Monday, February 2, 2015

Sisters of Treason by Elizabeth Fremantle

From the author of Queen’s Gambit, which People magazine called, “A must-read for Philippa Gregory fans,” a gripping historical novel about two sisters who tread as dangerously close to the crown as their tragic sister, Lady Jane Grey, executed after just nine days on the throne.

Early in Mary Tudor’s turbulent reign, Lady Catherine and Lady Mary Grey are reeling after the brutal execution of their elder seventeen-year-old sister, Lady Jane Grey, and the succession is by no means stable. In Sisters of Treason, Elizabeth Freemantle brings these young women to life in a spellbinding Tudor tale of love and politics.

Neither sister is well suited to a dangerous life at court. Flirtatious Lady Catherine, thought to be the true heir, cannot control her compulsion to love and be loved. Her sister, clever Lady Mary, has a crooked spine and a tiny stature in an age when physical perfection equates to goodness—and both girls have inherited the Tudor blood that is more curse than blessing. For either girl to marry without royal permission would be a potentially fatal political act. It is the royal portrait painter, Levina Teerlinc, who helps the girls survive these troubled times. She becomes their mentor and confidante, but when the Queen’s sister, the hot-headed Elizabeth, inherits the crown, life at court becomes increasingly treacherous for the surviving Grey sisters. Ultimately each young woman must decide how far she will go to defy her Queen, risk her life, and find the safety and love she longs for.
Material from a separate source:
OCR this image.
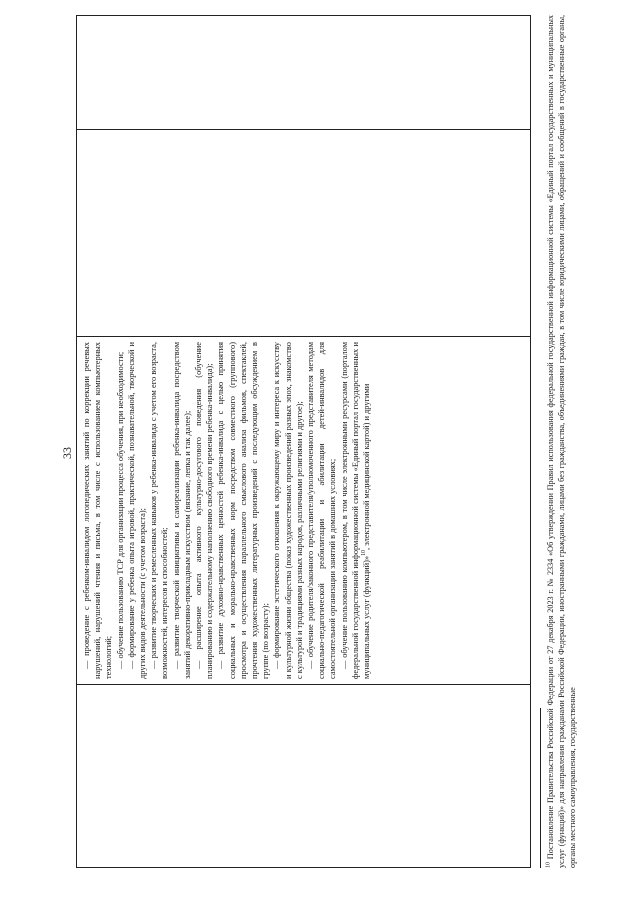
33 — проведение с ребенком-инвалидом логопедических занятий по коррекции речевых нарушений, нарушений чтения и письма, в том числе с использованием компьютерных технологий; — обучение пользованию ТСР для организации процесса обучения, при необходимости; — формирование у ребенка опыта игровой, практической, познавательной, творческой и других видов деятельности (с учетом возраста); — развитие творческих и ремесленных навыков у ребенка-инвалида с учетом его возраста, возможностей, интересов и способностей; — развитие творческой инициативы и самореализации ребенка-инвалида посредством занятий декоративно-прикладным искусством (вязание, лепка и так далее); — расширение опыта активного культурно-досугового поведения (обучение планированию и содержательному наполнению свободного времени ребенка-инвалида); — развитие духовно-нравственных ценностей ребенка-инвалида с целью принятия социальных и морально-нравственных норм посредством совместного (группового) просмотра и осуществления параллельного смыслового анализа фильмов, спектаклей, прочтения художественных литературных произведений с последующим обсуждением в группе (по возрасту); — формирование эстетического отношения к окружающему миру и интереса к искусству и культурной жизни общества (показ художественных произведений разных эпох, знакомство с культурой и традициями разных народов, различными религиями и другое); — обучение родителя/законного представителя/уполномоченного представителя методам социально-педагогической реабилитации и абилитации детей-инвалидов для самостоятельной организации занятий в домашних условиях; — обучение пользованию компьютером, в том числе электронными ресурсами (порталом федеральной государственной информационной системы «Единый портал государственных и муниципальных услуг (функций)»$^{10}$, электронной медицинской картой) и другими

$^{10}$ Постановление Правительства Российской Федерации от 27 декабря 2023 г. № 2334 «Об утверждении Правил использования федеральной государственной информационной системы «Единый портал государственных и муниципальных услуг (функций)» для направления гражданами Российской Федерации, иностранными гражданами, лицами без гражданства, объединениями граждан, в том числе юридическими лицами, обращений и сообщений в государственные органы, органы местного самоуправления, государственные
From “a brilliant new player in the court of royal fiction,” (People) Sisters of Treason brings to vivid life the perilous and romantic lives of two little known young women who played a major role in the complex politics of their day.

Kindle Edition, 416 pages
Published July 8th 2014 by Simon & Schuster
 arc via netgalley

Sisters of Treason is Elizabeth Fremantle's second book, I read The Queen's Gambit last year and enjoyed it.  Having read a number of books already about the Grey sisters I was somewhat reluctant to read another.  It's a part of history that saddens me, with each reading I'd hope that the past was rewritten and their destiny would have changed.  But alas it never does.

Knowing what awaits Catherine and Mary Grey would another version keep my attention and add to their story?  The answer is a resounding yes, Sisters of Treason is a fresh and engaging look at this time period.  Beginning with the execution of their older sister Jane Grey this story is told from the POV of Catherine and Mary as well as Levina Terrlinc.  Who is Levina Teerlinc you ask, well I sure did.  Levina is a real historical artist who specialized in minatures.

An emotional story that follows the short reign of Queen Mary and then Elizabeth.  There are two things that stood out for me here.  Frances Grey is portrayed in a way I've never seen before, as a real mother not the tyrannical, uncaring mother as she usually is, but as a mother who actually cares about her children the way a mother naturally would.  I like to think that she was used as a political pawn by her husband just as Jane was. 

"it shall teach you to live and learn you to die"

I really enjoyed Mary's voice here, it was more intelligent then expected (by others) she brought a real sense of maturity and insight to this story.  I liked that, just because of her physical deformity history has a way of believing that because of a physical handicap that means it is also mentally so.

Lovina just rounded out this book nicely, totally unknown to me and I was happy to learn who she was and  would like to increase that knowledge now.

Thank you netgalley for the opportunity to review this book.  It was a pleasure to read and hopefully the author will continue to write about a time in history that she is quite knowledgeable in.
"I remember Maman once saying of the old Queen that power corrupts.  I have thought much on it and it seems to me that it is not power that corrupts, but the fear of its loss,"  she pauses with a sigh.  After all Mary and Elizabeth Tudor were just girls once, not so different from my sisters, or any other girls, for the that matter.  It is fear that changed them."

1 comment:

  1. I have Queen's Gambit on my shelf waiting to be read now. This one sounds very good. I am adding it to my list!